Beyond layoffs, we need to keep talking about Hanford cleanup

Photo Credit: Ben Herndon

Riverkeeper’s Advocacy Director centers the Columbia River in Hanford conversations

By Simone Anter, Senior Attorney & Hanford Program Director

Have you seen the Hanford Nuclear Site in the news lately? Amongst troubling headlines, like the layoffs of federal workers responsible for the cleanup, or big tech eyeing the site for Small Modular Nuclear Reactors (SMNRs), Columbia Riverkeeper’s Advocacy Director, Dan Serres, continues to center the Columbia River and all life connected to it as changes to the cleanup raise thousand year questions. 

In January, the Tri-Party Agreement (TPA) Agencies finalized and adopted the results of a 4-year closed door negotiation, the Holistic Settlement Agreement. The center of the agreement? Hanford’s tank waste— a byproduct of a decades-long military operation at Hanford, which produced two-thirds of the nation’s plutonium for nuclear weapons.
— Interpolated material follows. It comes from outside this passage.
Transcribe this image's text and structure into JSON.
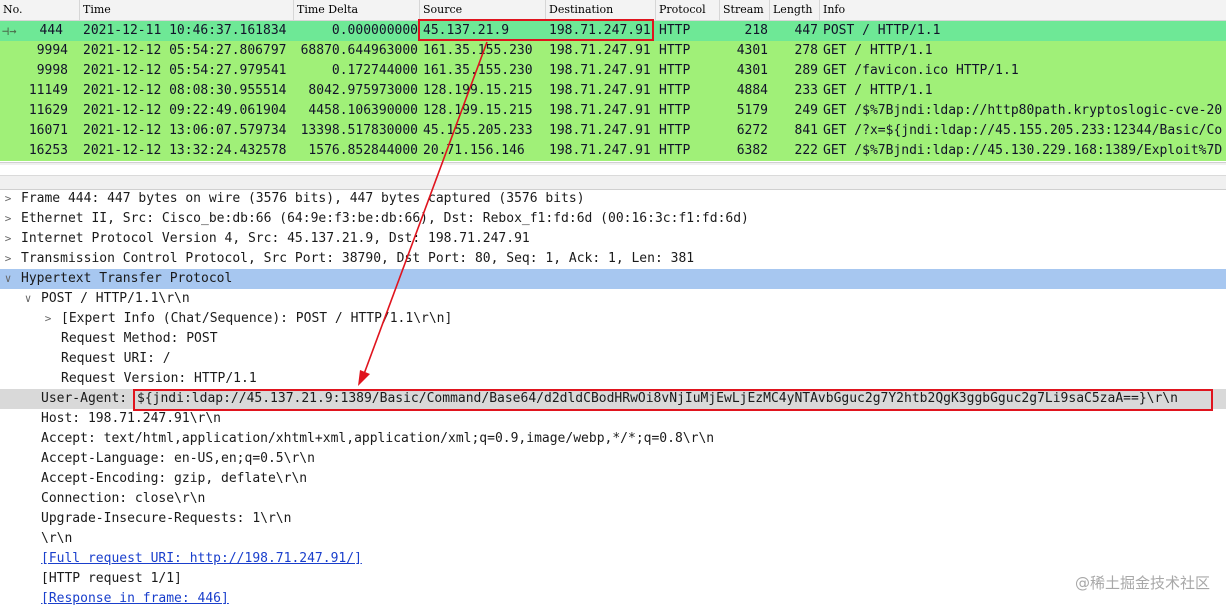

In the wake of this new agreement, Riverkeeper continues to grapple with the changes and what they mean for cleanup that is protective for generations to come.

“It’s not negotiable that Hanford cleanup should go forward in a way that protects the people of the region. It’s just too important,” Dan Serres, advocacy director at Columbia Riverkeeper, told Columbia Insight. “This settlement underscores the importance of that work. The details of it are clearly uncertain.” Read more in the Columbia Insight’s piece, “Major agreement reached over nuclear waste.”

Speaking to the Oregon Capitol Chronicle on part of the settlement’s plans to move liquid nuclear waste through the state of Oregon, Serres puts the plan into context.

“The bigger context is that toxic and radioactive pollution reaches the river from the U.S. Department of Energy’s actions at Hanford, and now the area is too polluted for tribes to exercise their treaty rights, which is unacceptable,” Serres said via email. “The cleanup is ongoing – and it has accomplished major reductions in harm to people downstream and downwind – but it’s very challenging and incomplete.” Read more in the Capitol Chronicle’s piece, “Oregon officials concerned about federal proposal to move liquid nuclear waste through state”

Speaking to KIRO 7, along the banks of the Columbia River, Serres once again centers the people who have been saddled with deadly and radioactive nuclear waste and the absurdity in suggesting that they be burdened with more of that type of waste through the development of SMNRs. Watch “Amazon’s Nuclear Gamble.” 

The Hanford Reach is vibrant, full of wildlife, salmon, free-flowing water, sand dunes, and rare plants. Despite the nuclear legacy that earns it the title of the most contaminated site in the Western Hemisphere, it remains immeasurably important, with a future worth fighting for.